Mind the double parenthesis, as parallelize is a unary function to which we pass a sequence of objects.

Running the RumbleDB docker as a server

You can also run the docker as a server like so:

docker run -p 8001:8001 --rm rumbledb/rumble serve -p 8001 -h 0.0.0.0

You can change the port to something else than 8001 at all three places it appears. Do not forget -p 8001:8001 that forwards the port to the outside of the docker. Then, you can use a jupyter notebook connected to the RumbleDB docker server to write queries in it. Point the notebook to http://localhost:8001/jsoniq in the appropriate cell (or any other port).

Querying local files with the docker version of RumbleDB

In order to query your local files, you need to mount a local directory to a directory within the docker. This is done with the --mount option, and the source path must be absolute. For the target, you can pick anything that makes sense to you.

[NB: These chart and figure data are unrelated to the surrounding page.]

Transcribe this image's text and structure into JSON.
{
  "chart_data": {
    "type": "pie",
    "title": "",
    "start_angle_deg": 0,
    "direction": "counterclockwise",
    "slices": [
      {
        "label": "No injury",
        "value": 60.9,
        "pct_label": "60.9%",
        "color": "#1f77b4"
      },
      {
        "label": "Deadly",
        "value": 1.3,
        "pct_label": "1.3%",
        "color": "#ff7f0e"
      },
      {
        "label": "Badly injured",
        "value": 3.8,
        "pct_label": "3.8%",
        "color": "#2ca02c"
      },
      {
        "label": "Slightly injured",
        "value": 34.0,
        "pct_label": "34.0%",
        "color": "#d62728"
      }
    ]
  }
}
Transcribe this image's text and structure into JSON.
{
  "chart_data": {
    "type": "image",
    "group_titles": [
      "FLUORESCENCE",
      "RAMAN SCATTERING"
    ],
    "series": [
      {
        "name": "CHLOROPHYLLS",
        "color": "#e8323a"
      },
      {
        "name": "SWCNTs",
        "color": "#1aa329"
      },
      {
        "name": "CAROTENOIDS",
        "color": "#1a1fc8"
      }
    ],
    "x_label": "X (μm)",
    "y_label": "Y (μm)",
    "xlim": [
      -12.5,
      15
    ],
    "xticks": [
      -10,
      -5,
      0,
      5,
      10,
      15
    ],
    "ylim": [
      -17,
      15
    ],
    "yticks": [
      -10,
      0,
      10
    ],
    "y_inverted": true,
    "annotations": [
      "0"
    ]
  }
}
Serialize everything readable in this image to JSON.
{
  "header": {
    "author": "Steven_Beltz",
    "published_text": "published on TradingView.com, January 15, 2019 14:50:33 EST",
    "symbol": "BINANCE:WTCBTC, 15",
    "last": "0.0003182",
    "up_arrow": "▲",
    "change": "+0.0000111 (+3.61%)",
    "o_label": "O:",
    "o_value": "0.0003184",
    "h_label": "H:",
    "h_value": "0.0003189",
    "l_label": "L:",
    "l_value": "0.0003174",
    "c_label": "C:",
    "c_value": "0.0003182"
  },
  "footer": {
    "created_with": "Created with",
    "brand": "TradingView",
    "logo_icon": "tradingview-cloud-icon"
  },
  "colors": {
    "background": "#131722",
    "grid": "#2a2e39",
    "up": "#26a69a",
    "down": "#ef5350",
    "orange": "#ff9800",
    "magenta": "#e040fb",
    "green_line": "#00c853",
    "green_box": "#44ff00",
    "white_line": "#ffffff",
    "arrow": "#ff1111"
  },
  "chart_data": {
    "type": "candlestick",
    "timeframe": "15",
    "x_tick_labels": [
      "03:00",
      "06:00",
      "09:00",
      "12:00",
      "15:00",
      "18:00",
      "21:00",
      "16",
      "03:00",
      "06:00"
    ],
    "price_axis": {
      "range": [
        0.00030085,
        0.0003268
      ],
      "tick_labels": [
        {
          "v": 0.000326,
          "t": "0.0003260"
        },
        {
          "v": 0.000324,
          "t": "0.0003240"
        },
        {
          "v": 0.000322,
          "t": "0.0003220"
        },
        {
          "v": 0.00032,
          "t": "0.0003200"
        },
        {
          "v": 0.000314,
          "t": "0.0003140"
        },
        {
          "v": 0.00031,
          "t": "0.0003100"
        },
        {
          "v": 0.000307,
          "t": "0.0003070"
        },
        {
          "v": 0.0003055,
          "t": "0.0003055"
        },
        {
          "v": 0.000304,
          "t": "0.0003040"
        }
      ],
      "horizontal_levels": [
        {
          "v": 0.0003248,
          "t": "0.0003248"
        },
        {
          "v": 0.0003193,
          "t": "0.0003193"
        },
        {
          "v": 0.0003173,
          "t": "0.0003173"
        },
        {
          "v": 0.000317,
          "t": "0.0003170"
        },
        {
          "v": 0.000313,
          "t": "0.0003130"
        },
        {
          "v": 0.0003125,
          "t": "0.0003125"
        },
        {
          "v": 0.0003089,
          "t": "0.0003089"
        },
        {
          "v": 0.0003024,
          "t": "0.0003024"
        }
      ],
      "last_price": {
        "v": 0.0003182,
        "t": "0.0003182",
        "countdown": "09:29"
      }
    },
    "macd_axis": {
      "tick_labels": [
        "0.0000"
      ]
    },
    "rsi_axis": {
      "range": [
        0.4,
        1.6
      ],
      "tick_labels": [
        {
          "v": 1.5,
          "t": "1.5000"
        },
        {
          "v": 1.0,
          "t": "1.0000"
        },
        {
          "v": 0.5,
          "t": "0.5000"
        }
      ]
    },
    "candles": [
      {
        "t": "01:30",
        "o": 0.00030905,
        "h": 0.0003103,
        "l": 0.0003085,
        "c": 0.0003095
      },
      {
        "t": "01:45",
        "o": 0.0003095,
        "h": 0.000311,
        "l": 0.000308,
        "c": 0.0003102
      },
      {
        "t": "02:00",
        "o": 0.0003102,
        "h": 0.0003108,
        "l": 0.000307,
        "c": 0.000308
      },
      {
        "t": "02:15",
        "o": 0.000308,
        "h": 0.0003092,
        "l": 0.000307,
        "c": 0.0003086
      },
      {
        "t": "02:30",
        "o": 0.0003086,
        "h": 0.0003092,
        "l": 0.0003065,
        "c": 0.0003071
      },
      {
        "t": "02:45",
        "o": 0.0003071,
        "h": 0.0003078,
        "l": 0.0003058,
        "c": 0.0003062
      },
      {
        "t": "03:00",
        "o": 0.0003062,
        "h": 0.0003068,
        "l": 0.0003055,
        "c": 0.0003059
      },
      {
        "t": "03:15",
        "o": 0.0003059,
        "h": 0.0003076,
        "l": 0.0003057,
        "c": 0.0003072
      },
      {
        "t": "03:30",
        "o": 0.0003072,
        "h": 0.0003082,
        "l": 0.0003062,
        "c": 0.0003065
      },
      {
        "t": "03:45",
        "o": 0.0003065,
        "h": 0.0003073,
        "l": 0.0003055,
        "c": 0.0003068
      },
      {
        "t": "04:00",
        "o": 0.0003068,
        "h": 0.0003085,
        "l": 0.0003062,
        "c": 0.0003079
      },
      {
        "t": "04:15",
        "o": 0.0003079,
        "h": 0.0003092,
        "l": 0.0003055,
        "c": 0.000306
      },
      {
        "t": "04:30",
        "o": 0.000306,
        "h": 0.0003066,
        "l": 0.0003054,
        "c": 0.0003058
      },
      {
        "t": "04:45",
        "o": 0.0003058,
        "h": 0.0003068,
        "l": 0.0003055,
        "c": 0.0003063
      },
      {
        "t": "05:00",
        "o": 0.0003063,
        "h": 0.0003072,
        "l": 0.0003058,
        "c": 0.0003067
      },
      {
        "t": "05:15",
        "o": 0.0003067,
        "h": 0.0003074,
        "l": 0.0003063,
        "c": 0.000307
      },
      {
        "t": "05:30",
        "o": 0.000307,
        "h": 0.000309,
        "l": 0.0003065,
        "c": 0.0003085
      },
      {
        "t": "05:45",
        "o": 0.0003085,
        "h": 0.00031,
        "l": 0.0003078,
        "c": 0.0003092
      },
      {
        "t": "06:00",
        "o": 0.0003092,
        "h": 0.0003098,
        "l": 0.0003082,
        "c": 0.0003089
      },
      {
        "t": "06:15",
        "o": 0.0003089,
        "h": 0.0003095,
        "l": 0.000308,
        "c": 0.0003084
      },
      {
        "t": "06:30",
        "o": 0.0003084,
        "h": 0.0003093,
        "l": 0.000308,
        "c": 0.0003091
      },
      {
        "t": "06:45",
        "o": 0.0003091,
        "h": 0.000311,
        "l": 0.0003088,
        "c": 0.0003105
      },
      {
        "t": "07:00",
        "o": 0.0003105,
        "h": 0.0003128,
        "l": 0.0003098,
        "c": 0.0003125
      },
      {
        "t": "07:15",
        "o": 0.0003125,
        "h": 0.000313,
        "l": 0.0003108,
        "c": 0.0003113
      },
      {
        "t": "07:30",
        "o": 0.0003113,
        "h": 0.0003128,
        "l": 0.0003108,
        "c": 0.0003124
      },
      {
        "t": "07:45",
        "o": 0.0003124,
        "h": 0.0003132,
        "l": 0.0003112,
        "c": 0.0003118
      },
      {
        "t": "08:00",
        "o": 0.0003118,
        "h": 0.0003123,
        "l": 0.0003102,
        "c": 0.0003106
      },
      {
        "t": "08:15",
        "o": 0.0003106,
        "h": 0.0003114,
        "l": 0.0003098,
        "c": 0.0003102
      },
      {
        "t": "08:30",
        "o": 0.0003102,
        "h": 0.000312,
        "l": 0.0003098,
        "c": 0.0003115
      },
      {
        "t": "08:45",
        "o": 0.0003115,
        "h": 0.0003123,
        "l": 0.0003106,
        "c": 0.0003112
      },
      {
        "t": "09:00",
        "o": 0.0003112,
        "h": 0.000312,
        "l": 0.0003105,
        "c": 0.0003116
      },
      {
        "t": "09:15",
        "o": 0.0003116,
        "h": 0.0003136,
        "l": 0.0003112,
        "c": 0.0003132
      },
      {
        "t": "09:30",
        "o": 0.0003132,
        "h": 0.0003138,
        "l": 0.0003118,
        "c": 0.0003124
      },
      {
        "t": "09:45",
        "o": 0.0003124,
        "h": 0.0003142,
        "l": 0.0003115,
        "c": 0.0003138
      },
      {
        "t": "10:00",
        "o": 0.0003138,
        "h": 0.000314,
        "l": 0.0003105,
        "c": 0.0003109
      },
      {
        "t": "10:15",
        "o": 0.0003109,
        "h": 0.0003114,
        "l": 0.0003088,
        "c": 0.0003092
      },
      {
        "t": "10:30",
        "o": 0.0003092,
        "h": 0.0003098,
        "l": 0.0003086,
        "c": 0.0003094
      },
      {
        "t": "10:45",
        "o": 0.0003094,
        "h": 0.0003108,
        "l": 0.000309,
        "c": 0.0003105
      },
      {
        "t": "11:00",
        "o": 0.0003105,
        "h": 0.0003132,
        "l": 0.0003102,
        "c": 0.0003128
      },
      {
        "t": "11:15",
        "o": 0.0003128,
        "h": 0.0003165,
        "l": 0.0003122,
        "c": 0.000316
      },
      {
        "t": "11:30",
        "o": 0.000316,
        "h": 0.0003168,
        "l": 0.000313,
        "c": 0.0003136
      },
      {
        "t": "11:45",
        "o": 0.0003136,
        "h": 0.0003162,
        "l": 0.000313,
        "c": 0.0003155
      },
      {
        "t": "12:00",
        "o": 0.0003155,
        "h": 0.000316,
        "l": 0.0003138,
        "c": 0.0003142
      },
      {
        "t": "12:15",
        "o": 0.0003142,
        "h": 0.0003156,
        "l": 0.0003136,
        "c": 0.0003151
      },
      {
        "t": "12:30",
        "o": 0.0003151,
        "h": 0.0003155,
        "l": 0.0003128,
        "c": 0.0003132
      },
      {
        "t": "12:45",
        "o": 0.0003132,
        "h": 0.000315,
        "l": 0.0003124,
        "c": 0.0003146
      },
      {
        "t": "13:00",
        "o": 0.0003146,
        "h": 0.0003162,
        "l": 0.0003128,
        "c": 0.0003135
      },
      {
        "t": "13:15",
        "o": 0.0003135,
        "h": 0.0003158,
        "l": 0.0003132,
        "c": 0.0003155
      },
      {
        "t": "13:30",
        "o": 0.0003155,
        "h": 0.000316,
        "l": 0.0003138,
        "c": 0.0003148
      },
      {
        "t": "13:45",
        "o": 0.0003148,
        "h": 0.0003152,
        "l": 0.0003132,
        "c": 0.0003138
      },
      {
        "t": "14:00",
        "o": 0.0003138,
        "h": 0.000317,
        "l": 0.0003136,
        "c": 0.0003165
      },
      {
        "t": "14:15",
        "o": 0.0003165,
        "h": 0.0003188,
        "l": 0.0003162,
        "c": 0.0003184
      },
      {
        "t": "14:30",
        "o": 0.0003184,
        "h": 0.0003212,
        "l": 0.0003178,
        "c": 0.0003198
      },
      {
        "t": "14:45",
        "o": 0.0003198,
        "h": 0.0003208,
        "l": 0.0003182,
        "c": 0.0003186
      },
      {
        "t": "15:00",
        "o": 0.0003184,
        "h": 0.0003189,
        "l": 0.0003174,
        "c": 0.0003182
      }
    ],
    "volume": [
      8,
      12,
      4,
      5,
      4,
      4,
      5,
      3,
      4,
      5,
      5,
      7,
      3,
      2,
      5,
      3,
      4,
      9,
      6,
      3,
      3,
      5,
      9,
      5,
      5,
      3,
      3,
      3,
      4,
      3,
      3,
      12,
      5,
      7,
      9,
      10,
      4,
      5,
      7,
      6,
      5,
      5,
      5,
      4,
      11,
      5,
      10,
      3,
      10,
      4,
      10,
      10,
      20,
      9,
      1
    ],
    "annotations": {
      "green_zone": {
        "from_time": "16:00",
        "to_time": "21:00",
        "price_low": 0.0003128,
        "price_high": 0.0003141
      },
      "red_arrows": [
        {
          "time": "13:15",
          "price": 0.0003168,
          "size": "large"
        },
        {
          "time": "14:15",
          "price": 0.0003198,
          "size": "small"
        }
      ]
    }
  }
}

For example, imagine you have a file products-small.json in the directory /path/to/my/directory. Then you need to run RumbleDB with:

docker run -t -i --mount type=bind,source=/path/to/my/directory,target=/home rumbledb/rumble repl

Then you can go ahead and use absolute paths in the target directory in input functions, like so:

for $i in json-file("/home/products-small.json", 10)
where $i.quantity gt 99
return $i

You can also mount a local directory in this way running it as a server rather than a shell.